The major goal of this project is to develop a framework to efficiently extract contents and build semantics for large volumes of maps as well as link the extracted contents through space and time for robust, meaningful change analysis. This framework is intended to exploit existing geographic data to build generic semantic models of geographic phenomena and use the models to extract geographic features from maps, evaluate (the semantic consistency), update the extracted data, and link the data across space and time.

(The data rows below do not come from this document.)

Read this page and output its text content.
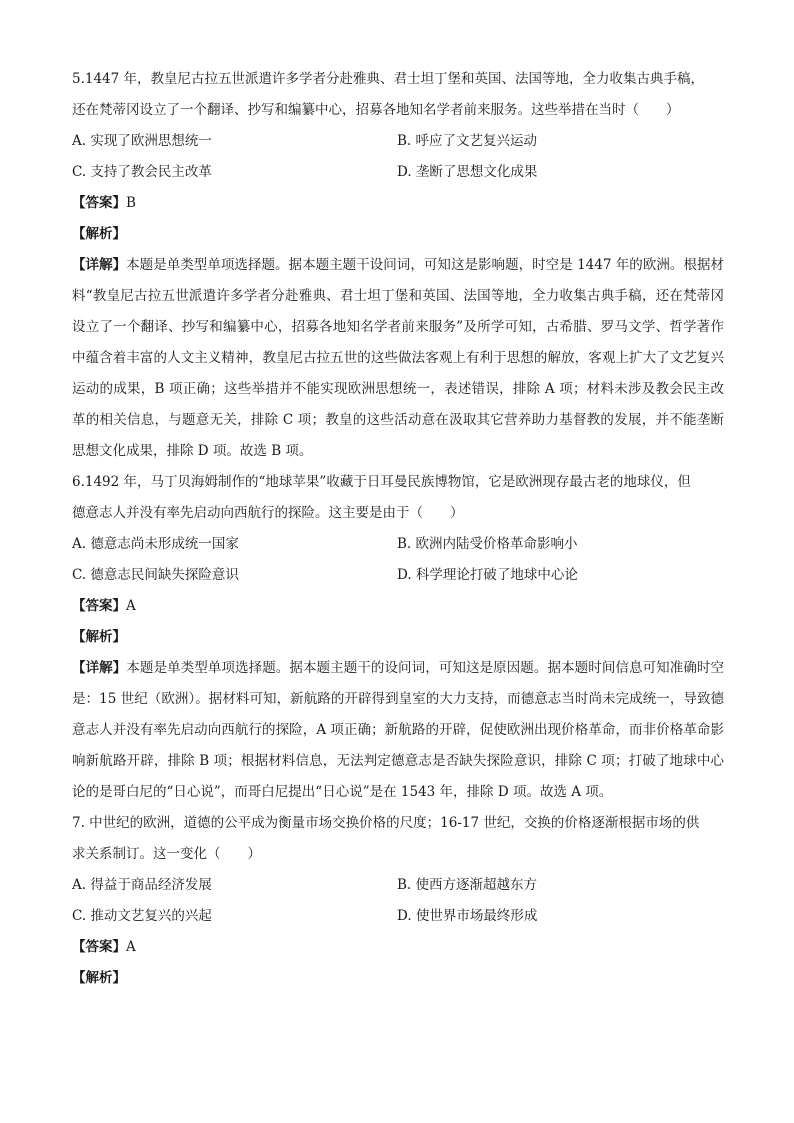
5.1447 年，教皇尼古拉五世派遣许多学者分赴雅典、君士坦丁堡和英国、法国等地，全力收集古典手稿，
还在梵蒂冈设立了一个翻译、抄写和编纂中心，招募各地知名学者前来服务。这些举措在当时（　　）
A. 实现了欧洲思想统一	B. 呼应了文艺复兴运动
C. 支持了教会民主改革	D. 垄断了思想文化成果
【答案】B
【解析】

【详解】本题是单类型单项选择题。据本题主题干设问词，可知这是影响题，时空是 1447 年的欧洲。根据材料“教皇尼古拉五世派遣许多学者分赴雅典、君士坦丁堡和英国、法国等地，全力收集古典手稿，还在梵蒂冈设立了一个翻译、抄写和编纂中心，招募各地知名学者前来服务”及所学可知，古希腊、罗马文学、哲学著作中蕴含着丰富的人文主义精神，教皇尼古拉五世的这些做法客观上有利于思想的解放，客观上扩大了文艺复兴运动的成果，B 项正确；这些举措并不能实现欧洲思想统一，表述错误，排除 A 项；材料未涉及教会民主改革的相关信息，与题意无关，排除 C 项；教皇的这些活动意在汲取其它营养助力基督教的发展，并不能垄断思想文化成果，排除 D 项。故选 B 项。

6.1492 年，马丁贝海姆制作的“地球苹果”收藏于日耳曼民族博物馆，它是欧洲现存最古老的地球仪，但
德意志人并没有率先启动向西航行的探险。这主要是由于（　　）
A. 德意志尚未形成统一国家	B. 欧洲内陆受价格革命影响小
C. 德意志民间缺失探险意识	D. 科学理论打破了地球中心论
【答案】A
【解析】

【详解】本题是单类型单项选择题。据本题主题干的设问词，可知这是原因题。据本题时间信息可知准确时空是：15 世纪（欧洲）。据材料可知，新航路的开辟得到皇室的大力支持，而德意志当时尚未完成统一，导致德意志人并没有率先启动向西航行的探险，A 项正确；新航路的开辟，促使欧洲出现价格革命，而非价格革命影响新航路开辟，排除 B 项；根据材料信息，无法判定德意志是否缺失探险意识，排除 C 项；打破了地球中心论的是哥白尼的“日心说”，而哥白尼提出“日心说”是在 1543 年，排除 D 项。故选 A 项。

7. 中世纪的欧洲，道德的公平成为衡量市场交换价格的尺度；16-17 世纪，交换的价格逐渐根据市场的供
求关系制订。这一变化（　　）
A. 得益于商品经济发展	B. 使西方逐渐超越东方
C. 推动文艺复兴的兴起	D. 使世界市场最终形成
【答案】A
【解析】
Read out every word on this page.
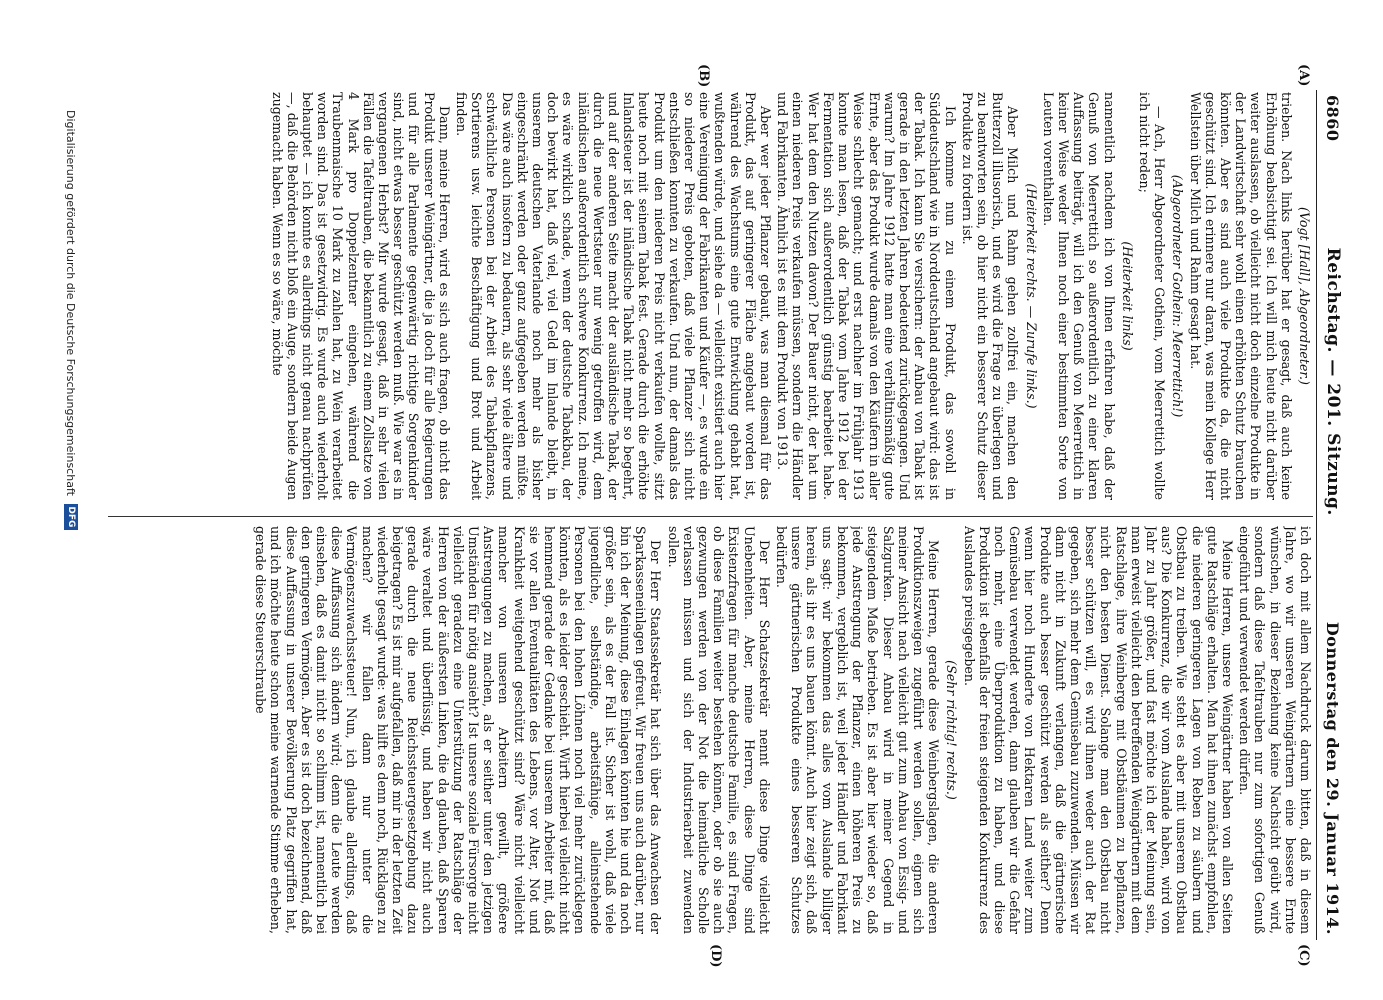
6860
Reichstag. — 201. Sitzung.
Donnerstag den 29. Januar 1914.
(A)
(B)
(C)
(D)

(Vogt [Hall], Abgeordneter.)

trieben. Nach links herüber hat er gesagt, daß auch keine Erhöhung beabsichtigt sei. Ich will mich heute nicht darüber weiter auslassen, ob vielleicht nicht doch einzelne Produkte in der Landwirtschaft sehr wohl einen erhöhten Schutz brauchen könnten. Aber es sind auch viele Produkte da, die nicht geschützt sind. Ich erinnere nur daran, was mein Kollege Herr Wellstein über Milch und Rahm gesagt hat.

(Abgeordneter Gothein: Meerrettich!)

— Ach, Herr Abgeordneter Gothein, vom Meerrettich wollte ich nicht reden;

(Heiterkeit links)

namentlich nachdem ich von Ihnen erfahren habe, daß der Genuß von Meerrettich so außerordentlich zu einer klaren Auffassung beiträgt, will ich den Genuß von Meerrettich in keiner Weise weder Ihnen noch einer bestimmten Sorte von Leuten vorenthalten.

(Heiterkeit rechts. — Zurufe links.)

Aber Milch und Rahm gehen zollfrei ein, machen den Butterzoll illusorisch, und es wird die Frage zu überlegen und zu beantworten sein, ob hier nicht ein besserer Schutz dieser Produkte zu fordern ist.

Ich komme nun zu einem Produkt, das sowohl in Süddeutschland wie in Norddeutschland angebaut wird: das ist der Tabak. Ich kann Sie versichern: der Anbau von Tabak ist gerade in den letzten Jahren bedeutend zurückgegangen. Und warum? Im Jahre 1912 hatte man eine verhältnismäßig gute Ernte, aber das Produkt wurde damals von den Käufern in aller Weise schlecht gemacht; und erst nachher im Frühjahr 1913 konnte man lesen, daß der Tabak vom Jahre 1912 bei der Fermentation sich außerordentlich günstig bearbeitet habe. Wer hat dem den Nutzen davon? Der Bauer nicht, der hat um einen niederen Preis verkaufen müssen, sondern die Händler und Fabrikanten. Ähnlich ist es mit dem Produkt von 1913.

Aber wer jeder Pflanzer gebaut, was man diesmal für das Produkt, das auf geringerer Fläche angebaut worden ist, während des Wachstums eine gute Entwicklung gehabt hat, wußtenden würde, und siehe da — vielleicht existiert auch hier eine Vereinigung der Fabrikanten und Käufer —, es wurde ein so niederer Preis geboten, daß viele Pflanzer sich nicht entschließen konnten zu verkaufen. Und nun, der damals das Produkt um den niederen Preis nicht verkaufen wollte, sitzt heute noch mit seinem Tabak fest. Gerade durch die erhöhte Inlandsteuer ist der inländische Tabak nicht mehr so begehrt, und auf der anderen Seite macht der ausländische Tabak, der durch die neue Wertsteuer nur wenig getroffen wird, dem inländischen außerordentlich schwere Konkurrenz. Ich meine, es wäre wirklich schade, wenn der deutsche Tabakbau, der doch bewirkt hat, daß viel, viel Geld im Inlande bleibt, in unserem deutschen Vaterlande noch mehr als bisher eingeschränkt werden oder ganz aufgegeben werden müßte. Das wäre auch insofern zu bedauern, als sehr viele ältere und schwächliche Personen bei der Arbeit des Tabakpflanzens, Sortierens usw. leichte Beschäftigung und Brot und Arbeit finden.

Dann, meine Herren, wird es sich auch fragen, ob nicht das Produkt unserer Weingärtner, die ja doch für alle Regierungen und für alle Parlamente gegenwärtig richtige Sorgenkinder sind, nicht etwas besser geschützt werden muß. Wie war es in vergangenen Herbst? Mir wurde gesagt, daß in sehr vielen Fällen die Tafeltrauben, die bekanntlich zu einem Zollsatze von 4 Mark pro Doppelzentner eingehen, während die Traubenmaische 10 Mark zu zahlen hat, zu Wein verarbeitet worden sind. Das ist gesetzwidrig. Es wurde auch wiederholt behauptet — ich konnte es allerdings nicht genau nachprüfen —, daß die Behörden nicht bloß ein Auge, sondern beide Augen zugemacht haben. Wenn es so wäre, möchte

ich doch mit allem Nachdruck darum bitten, daß in diesem Jahre, wo wir unseren Weingärtnern eine bessere Ernte wünschen, in dieser Beziehung keine Nachsicht geübt wird, sondern daß diese Tafeltrauben nur zum sofortigen Genuß eingeführt und verwendet werden dürfen.

Meine Herren, unsere Weingärtner haben von allen Seiten gute Ratschläge erhalten. Man hat ihnen zunächst empfohlen, die niederen geringeren Lagen von Reben zu säubern und Obstbau zu treiben. Wie steht es aber mit unserem Obstbau aus? Die Konkurrenz, die wir vom Auslande haben, wird von Jahr zu Jahr größer, und fast möchte ich der Meinung sein, man erweist vielleicht den betreffenden Weingärtnern mit dem Ratschlage, ihre Weinberge mit Obstbäumen zu bepflanzen, nicht den besten Dienst. Solange man den Obstbau nicht besser schützen will, es wird ihnen weder auch der Rat gegeben, sich mehr dem Gemüsebau zuzuwenden. Müssen wir dann nicht in Zukunft verlangen, daß die gärtnerische Produkte auch besser geschützt werden als seither? Denn wenn hier noch Hunderte von Hektaren Land weiter zum Gemüsebau verwendet werden, dann glauben wir die Gefahr noch mehr, eine Überproduktion zu haben, und diese Produktion ist ebenfalls der freien steigenden Konkurrenz des Auslandes preisgegeben.

(Sehr richtig! rechts.)

Meine Herren, gerade diese Weinbergslagen, die anderen Produktionszweigen zugeführt werden sollen, eignen sich meiner Ansicht nach vielleicht gut zum Anbau von Essig- und Salzgurken. Dieser Anbau wird in meiner Gegend in steigendem Maße betrieben. Es ist aber hier wieder so, daß jede Anstrengung der Pflanzer, einen höheren Preis zu bekommen, vergeblich ist, weil jeder Händler und Fabrikant uns sagt: wir bekommen das alles vom Auslande billiger herein, als ihr es uns bauen könnt. Auch hier zeigt sich, daß unsere gärtnerischen Produkte eines besseren Schutzes bedürfen.

Der Herr Schatzsekretär nennt diese Dinge vielleicht Unebenheiten. Aber, meine Herren, diese Dinge sind Existenzfragen für manche deutsche Familie, es sind Fragen, ob diese Familien weiter bestehen können, oder ob sie auch gezwungen werden von der Not die heimatliche Scholle verlassen müssen und sich der Industriearbeit zuwenden sollen.

Der Herr Staatssekretär hat sich über das Anwachsen der Sparkasseneinlagen gefreut. Wir freuen uns auch darüber, nur bin ich der Meinung, diese Einlagen könnten hie und da noch größer sein, als es der Fall ist. Sicher ist wohl, daß viele jugendliche, selbständige, arbeitsfähige, alleinstehende Personen bei den hohen Löhnen noch viel mehr zurücklegen könnten, als es leider geschieht. Wirft hierbei vielleicht nicht hemmend gerade der Gedanke bei unserem Arbeiter mit, daß sie vor allen Eventualitäten des Lebens, vor Alter, Not und Krankheit weitgehend geschützt sind? Wäre nicht vielleicht mancher von unseren Arbeitern gewillt, größere Anstrengungen zu machen, als er seither unter den jetzigen Umständen für nötig ansieht? Ist unsere soziale Fürsorge nicht vielleicht geradezu eine Unterstützung der Ratschläge der Herren von der äußersten Linken, die da glauben, daß Sparen wäre veraltet und überflüssig, und haben wir nicht auch gerade durch die neue Reichssteuergesetzgebung dazu beigetragen? Es ist mir aufgefallen, daß mir in der letzten Zeit wiederholt gesagt wurde: was hilft es denn noch, Rücklagen zu machen? wir fallen dann nur unter die Vermögenszuwachssteuer! Nun, ich glaube allerdings, daß diese Auffassung sich ändern wird; denn die Leute werden einsehen, daß es damit nicht so schlimm ist, namentlich bei den geringeren Vermögen. Aber es ist doch bezeichnend, daß diese Auffassung in unserer Bevölkerung Platz gegriffen hat, und ich möchte heute schon meine warnende Stimme erheben, gerade diese Steuerschraube

Digitalisierung gefördert durch die Deutsche Forschungsgemeinschaft
DFG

Millions of historical maps are in digital archives today. For example, the U.S. Geological Survey has created and scanned over 200,000 topographic maps covering a 125-year period. Maps are a form of "evolutionary visual documents" because they display landscape changes over long periods of time and across large areas. Such documents are of tremendous value because they provide a high-resolution window into the past at a continental scale. Unfortunately, without time-intensive manual digitization scanned maps are unusable for research purposes. Map features, such as wetlands and roads, while readable by humans, are only available as images. This interdisciplinary collaborative project involving researchers and their students at University of Southern California and University of Colorado, Boulder will develop a set of open-source technologies and tools that allow users to extract map features from a large number of map sheets and track changes of features between map editions in a Geographical Information System. The resulting open-source tools will enable exciting new forms of research and learning in history, demography, economics, sociology, ecology, and other disciplines. The data produced by this project will be made publically available and through case studies integrated with other historical archives. Spatially and temporally linked knowledge covering man-made and natural features over more than 125 years holds enormous potential for the physical and social sciences. The wealth of information contained in these maps is unique, especially for the time before the widespread use of aerial photography. The ability to automatically transform the scanned paper maps stored in large archives into spatio-temporally linked knowledge will create an important resource for social and natural scientists studying global change and other socio-geographic processes that play out over large areas and long periods of time.
The research goal of this project is to develop a recognition and data integration framework that extracts, organizes, and links the knowledge found in visual documents that evolve over time, such as a map series. While past work has focused on feature extraction from single well-conditioned map images, this framework will handle large volume historical map archives for efficient, robust extraction of man-made and natural features and link the features across time (map editions), space (map sheets), and scale. The framework will perform recognition in maps with poor graphical quality by exploiting contextual information in the form of linked knowledge. This contextual information comes from existing spatial data sources or has been extracted from more recent high-quality map editions, which can be used to improve and refine the training steps for automatically processing maps in an archive. The framework also exploits knowledge of the semantic relationships between features to increase robustness, efficiency, and the degree of automation of the methods developed and characterize uncertainty in the extracted data as well as in linking between extracted data across space, time, and scale. This research project will validate the methods by using case studies that evaluate the extracted, fully linked data collections for major feature types (built-up area, infrastructure, hydrography and vegetation) from both the USGS and Ordnance Survey maps. The researchers will use multiple study regions that represent different histories in landscape evolution and transitions driven by processes such as urbanization and its effects on rural and wild landscapes (e.g., the I-95 megapolitan urban corridor). Publications, software, and datasets for this project will be made available on the project website.